Here's What Jamie Dimon Is Really Worried About

Jamie Dimon
Jamie Dimon

Jamie Dimon’s confrontation with Ben Bernanke was notable because we rarely see corporate chiefs so publicly confront their primary regulators.

JP Morgan Chase Chief Dimon can have a meeting with Federal Reserve Chair Bernanke any time he wants. There’s no need to take the microphone at a public Q&A to question regulatory reforms.

The confrontation is being interpreted in two contradictory ways. On the one hand, some say it is a sign that Bernanke has lost the confidence of the country’s top bankers—something that could be a serious impediment to effective monetary policy. If Bernanke cannot command the support of bankers, he may be at the end of his tenure as an effective central banker.

On the other hand, some say that Dimon more or less threw a fit, lashing out publicly because he has lost an important argument behind closed doors. In other words, rather than showing Bernanke's weakness, the confrontation was a sign of Dimon's weakness.

In either case, it seems that what provoked Dimon were recent signals from a Fed governor that the largest banks might face an additional capital surcharge, above and beyond the new capital and liquidity requirements agreed to last year in Basel.

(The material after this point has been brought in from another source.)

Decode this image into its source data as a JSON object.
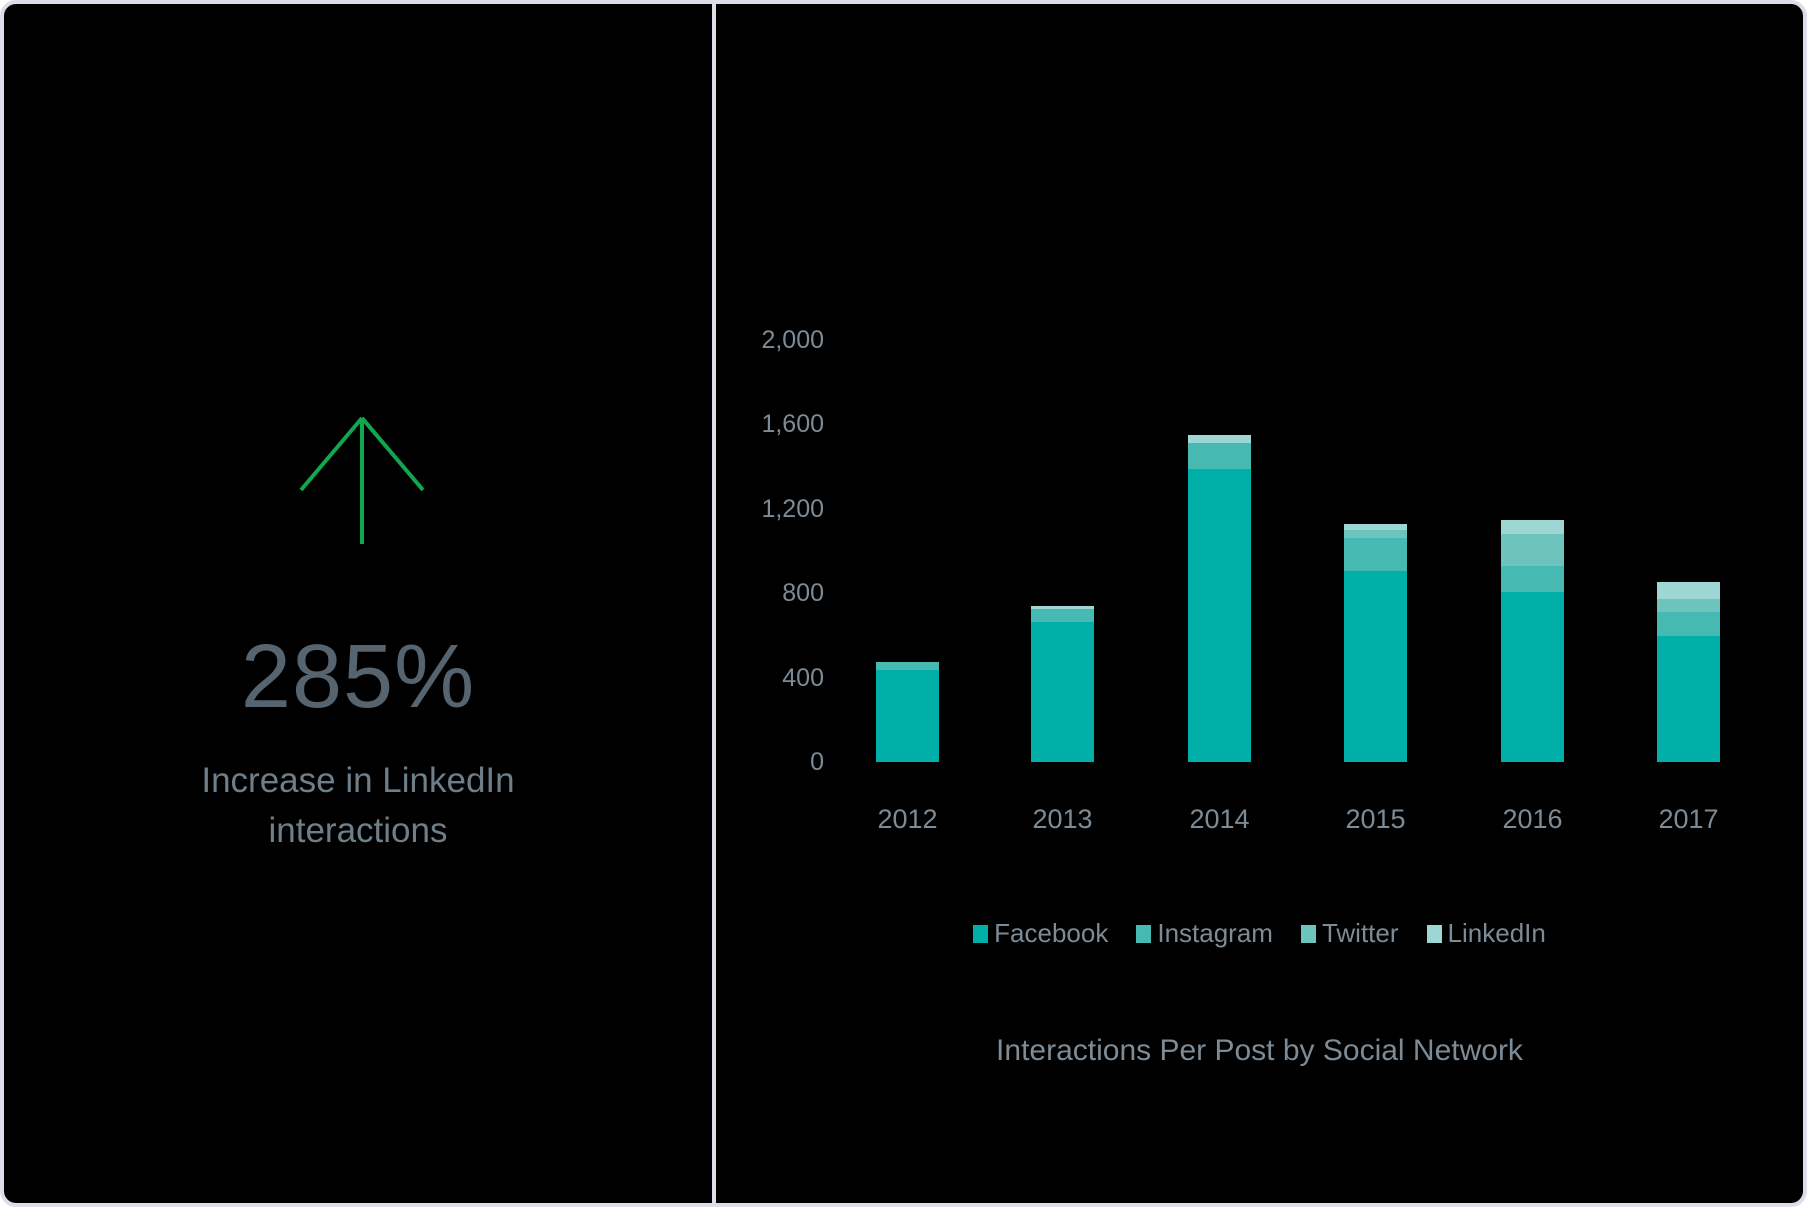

At Basel, regulators agreed to more than double the minimum common equity requirement for banks to 4.5 percent from 2 percent, with an added liquidity buffer of 2.5 percent. That means banks will have to have total risk reserves of 7% of weighted assets. Regulators did not reach a consensus on proposals for an additional buffer—or "surcharge"— for "systemically important financial institutions"—which is regulator speak for Too Big To Fail.

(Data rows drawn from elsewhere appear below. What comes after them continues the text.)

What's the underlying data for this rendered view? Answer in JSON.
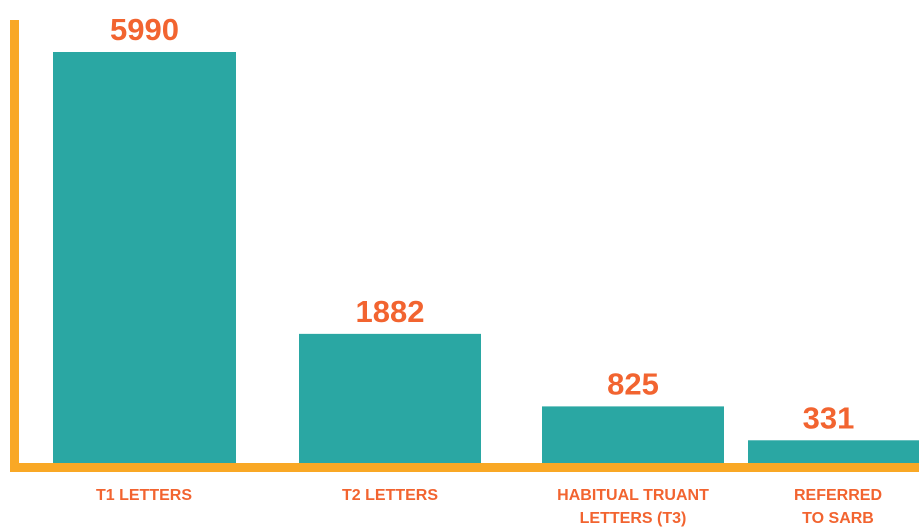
{
  "chart_data": {
    "type": "bar",
    "categories": [
      "T1 LETTERS",
      "T2 LETTERS",
      "HABITUAL TRUANT LETTERS (T3)",
      "REFERRED TO SARB"
    ],
    "values": [
      5990,
      1882,
      825,
      331
    ],
    "color": "#2aa7a3"
  }
}
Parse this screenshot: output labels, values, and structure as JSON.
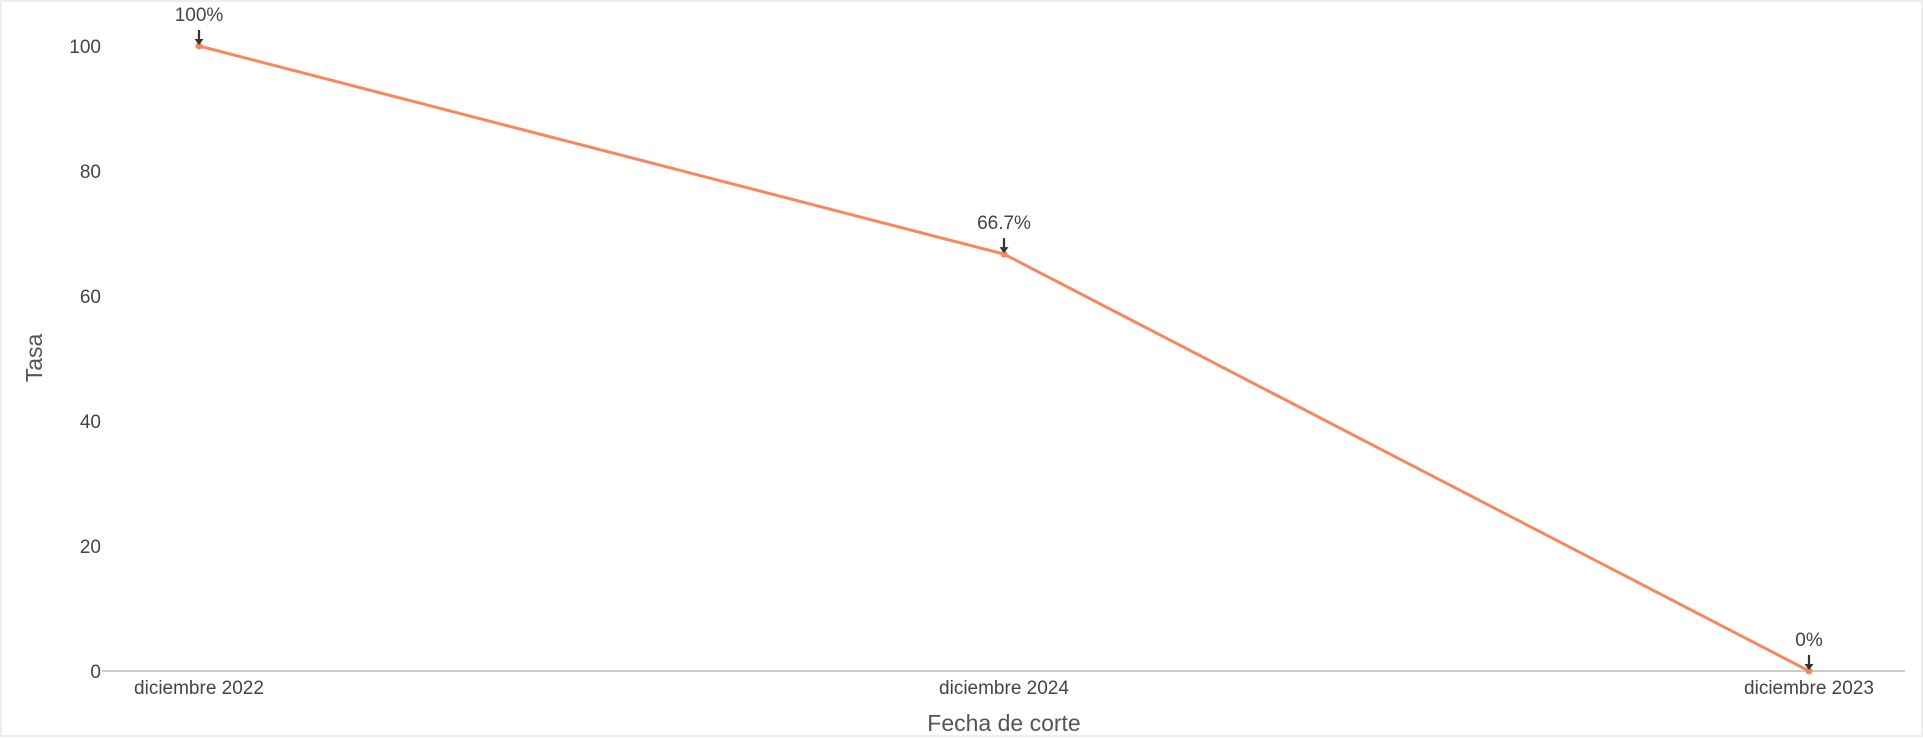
{
  "chart_data": {
    "type": "line",
    "title": "",
    "xlabel": "Fecha de corte",
    "ylabel": "Tasa",
    "categories": [
      "diciembre 2022",
      "diciembre 2024",
      "diciembre 2023"
    ],
    "series": [
      {
        "values": [
          100,
          66.7,
          0
        ],
        "data_labels": [
          "100%",
          "66.7%",
          "0%"
        ],
        "color": "#f4895f"
      }
    ],
    "ylim": [
      0,
      100
    ],
    "y_ticks": [
      0,
      20,
      40,
      60,
      80,
      100
    ],
    "grid": false,
    "legend": "none",
    "annotation_marker": "down-arrow",
    "annotation_color": "#333333",
    "axis_line_color": "#bbbbbb"
  }
}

Many of the largest European and American banks have been lobbying hard against the new surcharge, but these efforts appear to be failing.

In a speech last week, Fed Governor Daniel Tarullo said additional capital requirements are needed to prevent systemwide financial instability that could be caused by the failure of one of the world’s biggest or most interconnected banks. Tarullo, who is the Fed's point man on bank regulation reform, said the Fed was considering capital requirements that could amount to between 20 percent to more than 100 percent over the Basel III requirements.

There’s a growing consensus the regulators will likely propose a uniform surcharge of 3 percent on the biggest banks. Another alternative would be to have a sliding scale surcharge that would grow with the size of the bank. Some have suggested a surcharge that could be moved counter-cyclically, requiring more capital in good times and allowing banks to operate with thinner capital when the economy needs more lending.

The Dodd-Frank law requires regulators to impose tougher capital requirements—but punts on the exact shape of those regulations.

Tarullo has said he favors the sliding scale version of the surcharge that would rise according to the "expected impact" of a bank's failure on the financial system.

Earlier this week, Dallas Fed President Richard Fisher said that the "top 10" banks in the U.S. should be subject to stricter requirements than smaller banks.

"Enhanced supervision can be implemented on a graduated scale, based on the extent of assets beyond $50 billion and possibly other factors," Fisher said. "Let us do that fully, then, applying these measures along a highly graduated scale, with only minimal added mandates directed at mid-tier banking organizations."

The views of Tarullo and Fisher obviously would impose disadvantages on banks that grow as large as JPMorgan Chase . This is probably no accident. In the past, Fisher has said that he favors breaking up the biggest banks.